The basis for this large-scale search for new active ingredients were two cohorts: In the "IMAGINE" study, the researchers collected almost 2,000 samples from healthy subjects and patients with various diseases. Since different parts of the microbiome can be affected in different diseases, the researchers examined the microbiome in saliva, dental plaque and stool, as well as in the eye, throat and on the skin. In a second study, the team examined the microbiome of animals at Saarbrücken Zoo and compared it to the microbiome of animals living in the wild. The aim of this much smaller cohort was to show that the microbiome of animals can also be a potential source of new natural products. The samples collected in both studies were processed and subjected to a process known as metagenome sequencing. This method allows all the organisms contained in a sample to be genetically identified and their abundance to be determined. If a certain bacterial strain is more or less abundant in the presence of a particular disease, for example, it could potentially be involved in its development or progression.

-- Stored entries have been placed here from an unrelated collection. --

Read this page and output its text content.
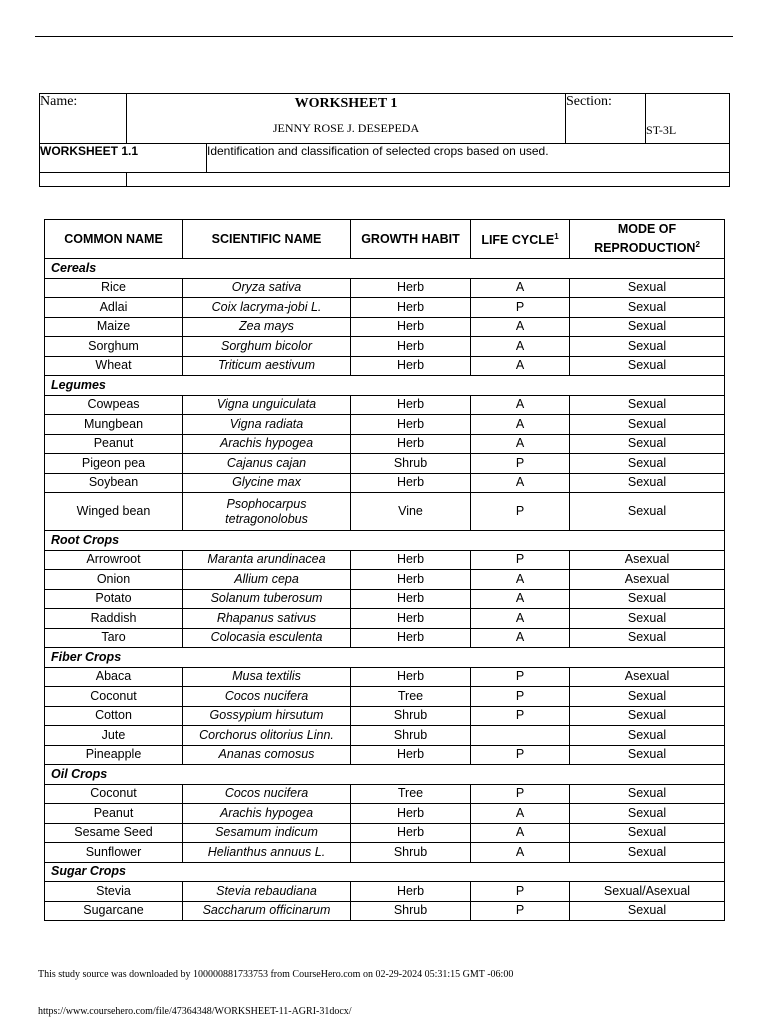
Name:	WORKSHEET 1
JENNY ROSE J. DESEPEDA		Section:	ST-3L
WORKSHEET 1.1		Identification and classification of selected crops based on used.		

COMMON NAME	SCIENTIFIC NAME	GROWTH HABIT	LIFE CYCLE$^1$	MODE OF
REPRODUCTION$^2$
Cereals				
Rice	Oryza sativa	Herb	A	Sexual
Adlai	Coix lacryma-jobi L.	Herb	P	Sexual
Maize	Zea mays	Herb	A	Sexual
Sorghum	Sorghum bicolor	Herb	A	Sexual
Wheat	Triticum aestivum	Herb	A	Sexual
Legumes				
Cowpeas	Vigna unguiculata	Herb	A	Sexual
Mungbean	Vigna radiata	Herb	A	Sexual
Peanut	Arachis hypogea	Herb	A	Sexual
Pigeon pea	Cajanus cajan	Shrub	P	Sexual
Soybean	Glycine max	Herb	A	Sexual
Winged bean	Psophocarpus tetragonolobus	Vine	P	Sexual
Root Crops				
Arrowroot	Maranta arundinacea	Herb	P	Asexual
Onion	Allium cepa	Herb	A	Asexual
Potato	Solanum tuberosum	Herb	A	Sexual
Raddish	Rhapanus sativus	Herb	A	Sexual
Taro	Colocasia esculenta	Herb	A	Sexual
Fiber Crops				
Abaca	Musa textilis	Herb	P	Asexual
Coconut	Cocos nucifera	Tree	P	Sexual
Cotton	Gossypium hirsutum	Shrub	P	Sexual
Jute	Corchorus olitorius Linn.	Shrub		Sexual
Pineapple	Ananas comosus	Herb	P	Sexual
Oil Crops				
Coconut	Cocos nucifera	Tree	P	Sexual
Peanut	Arachis hypogea	Herb	A	Sexual
Sesame Seed	Sesamum indicum	Herb	A	Sexual
Sunflower	Helianthus annuus L.	Shrub	A	Sexual
Sugar Crops				
Stevia	Stevia rebaudiana	Herb	P	Sexual/Asexual
Sugarcane	Saccharum officinarum	Shrub	P	Sexual
This study source was downloaded by 100000881733753 from CourseHero.com on 02-29-2024 05:31:15 GMT -06:00
https://www.coursehero.com/file/47364348/WORKSHEET-11-AGRI-31docx/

In the analyzed data, the team, which included bioinformatician Andreas Keller, microbiologist Sören Becker, pulmonologist Robert Bals and pharmacist Rolf Müller, was able to find numerous bacteria for which such a behavior applies. In addition, the researchers were able to use bioinformatics analyses to identify the genetic blueprints (so-called biosynthesis gene clusters) of natural products associated with the diseases under investigation. 2To us, this data is a scientific goldmine. We still have no idea which natural products most of the newly identified gene clusters encode," says Andreas Keller, head of department at the HIPS and Professor of Clinical Bioinformatics at Saarland University. "The data collected is processed in our recently established database ABC-HuMi. This database already contains further data on the human microbiota, which will allow us to discover many new natural products and use them as a basis for drug development."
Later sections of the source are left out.